This personal blog post is written by David Clubb as an introduction to a series of essays about future infrastructure.
Good ancestors
In his book The Good Ancestor, Roman Krznaric describes the question posed by a member of the team that developed a vaccine for polio. Jonas Salk asked: ‘Are we being good ancestors?’
In a world seemingly driven by the immediacy of information, sourced from around the globe and available instantly on devices that are always at our fingertips, our attention is often focused relentlessly on the present.
Yet, in Wales at least, we should be doing things differently. The Future Generations Act, implemented in 2015, requires a number of ‘Ways of Working’ of public bodies, one of which is ‘long-term thinking’.
This introduces a significant tension; many public bodies in Wales, after more than a decade of austerity, may be tactically focusing on the here and now in response to legitimate and highly pressing service delivery issues. Why worry about a world 80 years hence, when we have statutory obligations to deliver today, tomorrow and next week? A strategic approach might use a long-term perspective to help shape, and possibly improve, the necessary tactical decisions of now.
The long term
The National Infrastructure Commission for Wales (NICW) occupies a possibly unique position within the context of a timeline of thought. Our terms of reference require us to consider Wales’ infrastructure needs within a timeframe of 5 to 80 years into the future.
This timeframe provides challenges. Within NICW we have struggled to develop, or adopt, a framework for our own ‘futures’ work. How can we hope to imagine the needs of somebody born in 2104, for example? It would have been like asking somebody in 1945 to imagine the infrastructure needs of 2025, and for them to have come up with recommendations to improve our lives using the techniques, thinking and technologies of the time.
But the people of 2100 have as much right to a healthy and enjoyable life as we do. Just because they occupy a different time, way off into the future, does not mean that they are not as valuable or worthwhile as anybody alive today, including the reader of this sentence. I can see no philosophical reason why we should not extend our best efforts to try to make decisions now that safeguard nature, the environment and the climate, for the people and communities of Wales that will live in a world replete with the consequences of our decisions – hopefully for the better.
The roads review
I believe that a long-term perspective can help improve short-term decision-making. Take the Roads Review as an example. The Welsh Government’s response to it accepted the principle of using tests to permit new road-building. The agreed tests include increasing modal shift, reducing carbon emissions, improving safety, improving road adaptation to climate change, and improving economic outcomes through better connectivity. Each of these tests has a link to the well-being of people long into the future.
The inhabitants of 2100 Wales would presumably endorse the idea of constructing fewer, better roads with increased resilience to climate change, hence being more likely to be an investment that persists into ‘their’ reality.
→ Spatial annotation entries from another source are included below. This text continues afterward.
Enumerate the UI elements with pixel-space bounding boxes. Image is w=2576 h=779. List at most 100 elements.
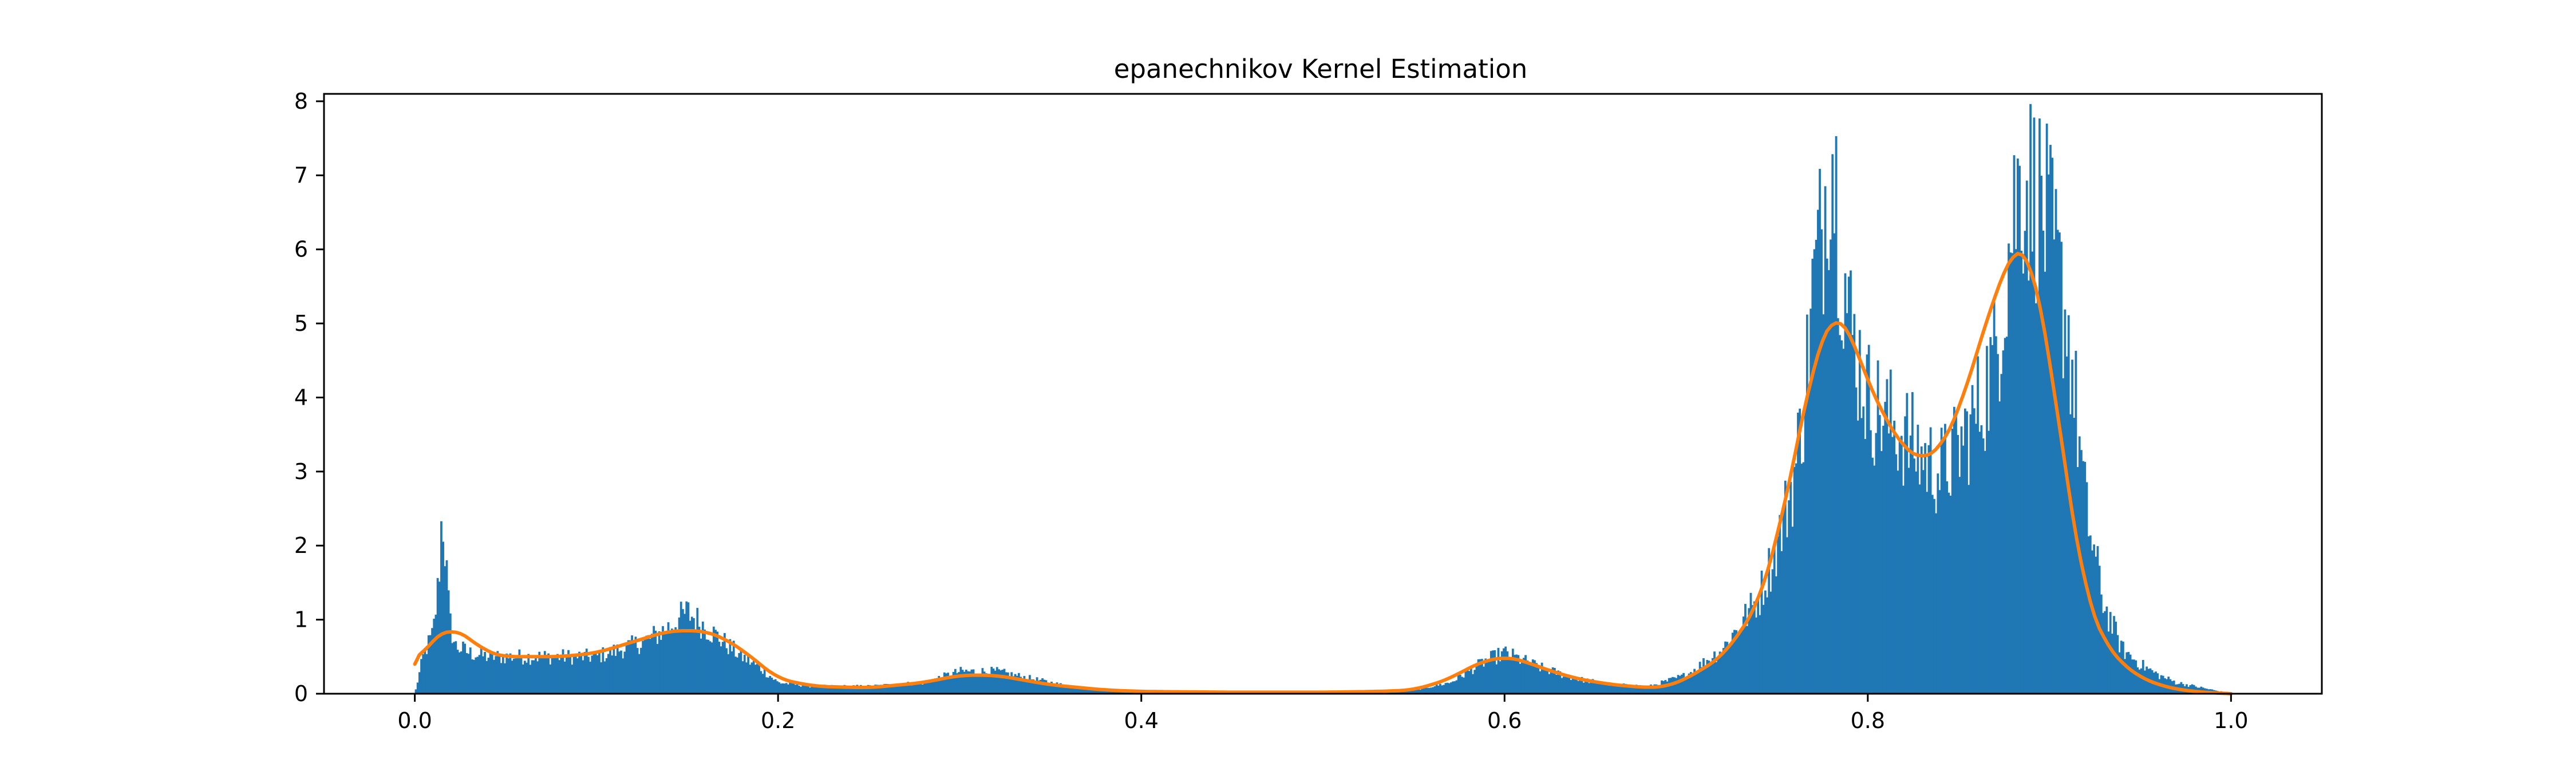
histogram-bar (1994, 336, 1997, 694)
histogram-bar (1446, 682, 1449, 694)
histogram-bar (1824, 186, 1827, 694)
histogram-bar (1426, 687, 1429, 694)
histogram-bar (429, 635, 432, 694)
histogram-bar (2089, 535, 2092, 694)
histogram-bar (1573, 678, 1576, 694)
histogram-bar (2024, 231, 2026, 694)
histogram-bar (832, 687, 835, 694)
histogram-bar (1495, 664, 1498, 694)
histogram-bar (992, 669, 995, 694)
histogram-bar (1012, 676, 1015, 694)
kde-line (413, 252, 2233, 695)
histogram-bar (1568, 677, 1571, 694)
histogram-bar (667, 622, 670, 694)
histogram-bar (1025, 680, 1028, 694)
histogram-bar (1641, 686, 1643, 694)
histogram-bar (1733, 630, 1736, 694)
histogram-bar (2131, 659, 2134, 694)
y-tick-label: 6 (294, 237, 308, 262)
histogram-bar (811, 686, 813, 694)
histogram-bar (2135, 660, 2137, 694)
histogram-bar (1704, 667, 1707, 694)
histogram-bar (578, 651, 580, 694)
histogram-bar (2065, 356, 2068, 694)
histogram-bar (1619, 684, 1621, 694)
histogram-bar (1621, 685, 1623, 694)
histogram-bar (2016, 158, 2019, 694)
histogram-bar (945, 673, 947, 694)
histogram-bar (1626, 686, 1629, 694)
histogram-bar (1673, 677, 1676, 694)
histogram-bar (1880, 451, 1883, 694)
histogram-bar (1788, 500, 1790, 694)
histogram-bar (851, 687, 853, 694)
histogram-bar (1421, 687, 1424, 694)
histogram-bar (738, 653, 741, 694)
histogram-bar (1897, 470, 1899, 694)
histogram-bar (1586, 678, 1589, 694)
histogram-bar (1963, 408, 1966, 694)
histogram-bar (2111, 634, 2113, 694)
histogram-bar (1052, 685, 1055, 694)
histogram-bar (547, 653, 550, 694)
histogram-bar (1633, 687, 1636, 694)
histogram-bar (1443, 685, 1445, 694)
histogram-bar (814, 687, 817, 694)
histogram-bar (1613, 683, 1616, 694)
histogram-bar (1466, 669, 1469, 694)
histogram-bar (1601, 683, 1603, 694)
histogram-bar (673, 631, 675, 694)
histogram-bar (554, 657, 557, 694)
histogram-bar (445, 560, 448, 694)
histogram-bar (899, 684, 902, 694)
histogram-bar (856, 685, 859, 694)
histogram-bar (455, 641, 457, 694)
histogram-bar (1715, 662, 1718, 694)
histogram-bar (1063, 686, 1066, 694)
histogram-bar (1906, 393, 1909, 694)
histogram-bar (1083, 689, 1085, 694)
histogram-bar (1112, 690, 1115, 694)
histogram-bar (1119, 691, 1122, 694)
histogram-bar (420, 659, 422, 694)
histogram-bar (1404, 690, 1407, 694)
histogram-bar (1560, 678, 1563, 694)
histogram-bar (1731, 632, 1734, 694)
histogram-bar (2102, 612, 2104, 694)
histogram-bar (1483, 666, 1485, 694)
y-tick-label: 4 (294, 385, 308, 410)
histogram-bar (1065, 687, 1068, 694)
histogram-bar (1804, 408, 1807, 694)
histogram-bar (1481, 659, 1483, 694)
histogram-bar (1800, 464, 1803, 694)
histogram-bar (2192, 685, 2195, 694)
y-tick-label: 5 (294, 311, 308, 336)
histogram-bar (1966, 411, 1968, 694)
histogram-bar (1628, 686, 1630, 694)
histogram-bar (760, 671, 762, 694)
histogram-bar (879, 685, 882, 694)
histogram-bar (718, 642, 721, 694)
histogram-bar (812, 686, 815, 694)
histogram-bar (794, 685, 797, 694)
histogram-bar (963, 671, 966, 694)
histogram-bar (709, 641, 712, 694)
histogram-bar (1508, 657, 1511, 694)
histogram-bar (807, 683, 809, 694)
histogram-bar (1836, 318, 1839, 694)
histogram-bar (538, 651, 541, 694)
histogram-bar (2008, 243, 2010, 694)
histogram-bar (605, 658, 608, 694)
histogram-bar (478, 655, 481, 694)
histogram-bar (1599, 683, 1602, 694)
axes: 0.0 0.2 0.4 0.6 0.8 1.0 0 1 2 3 4 5 6 7 8 (294, 89, 2323, 733)
histogram-bar (2049, 145, 2052, 694)
histogram-bar (1610, 682, 1613, 694)
histogram-bar (2071, 359, 2073, 694)
histogram-bar (551, 655, 554, 694)
histogram-bar (939, 678, 942, 694)
histogram-bar (1871, 457, 1874, 694)
histogram-bar (1417, 689, 1420, 694)
histogram-bar (1942, 439, 1945, 694)
histogram-bar (1092, 687, 1095, 694)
For me, the Roads Review passes the ‘good ancestor’ test.
NICW’s own view was that the Roads Review was largely well aligned with our own framework that includes long-term thinking, albeit with some suggestions to improve outcomes for nature, to increase digital preparedness, and to use a systems approach to incorporate wider infrastructure needs.
Policies like this give an indication that Welsh Government’s implementation of long term thinking is developing. Even if futures thinking is not yet pervasive within the public sector, I think sustainability practitioners are beginning to see Wales as a policy pioneer within the UK, and even further afield.
This collection of essays is both inspiring and challenging. In asking the contributors to imagine Wales’ infrastructure needs in the very long term, we have asked them to step out of their comfort zones. Our challenge to ourselves, and to everybody else in Wales, is to step out of our own and our collective comfort zones, and to try to consider the ‘us’ who will be living here in the far-off future when we make decisions about today. Let us all strive to be good ancestors.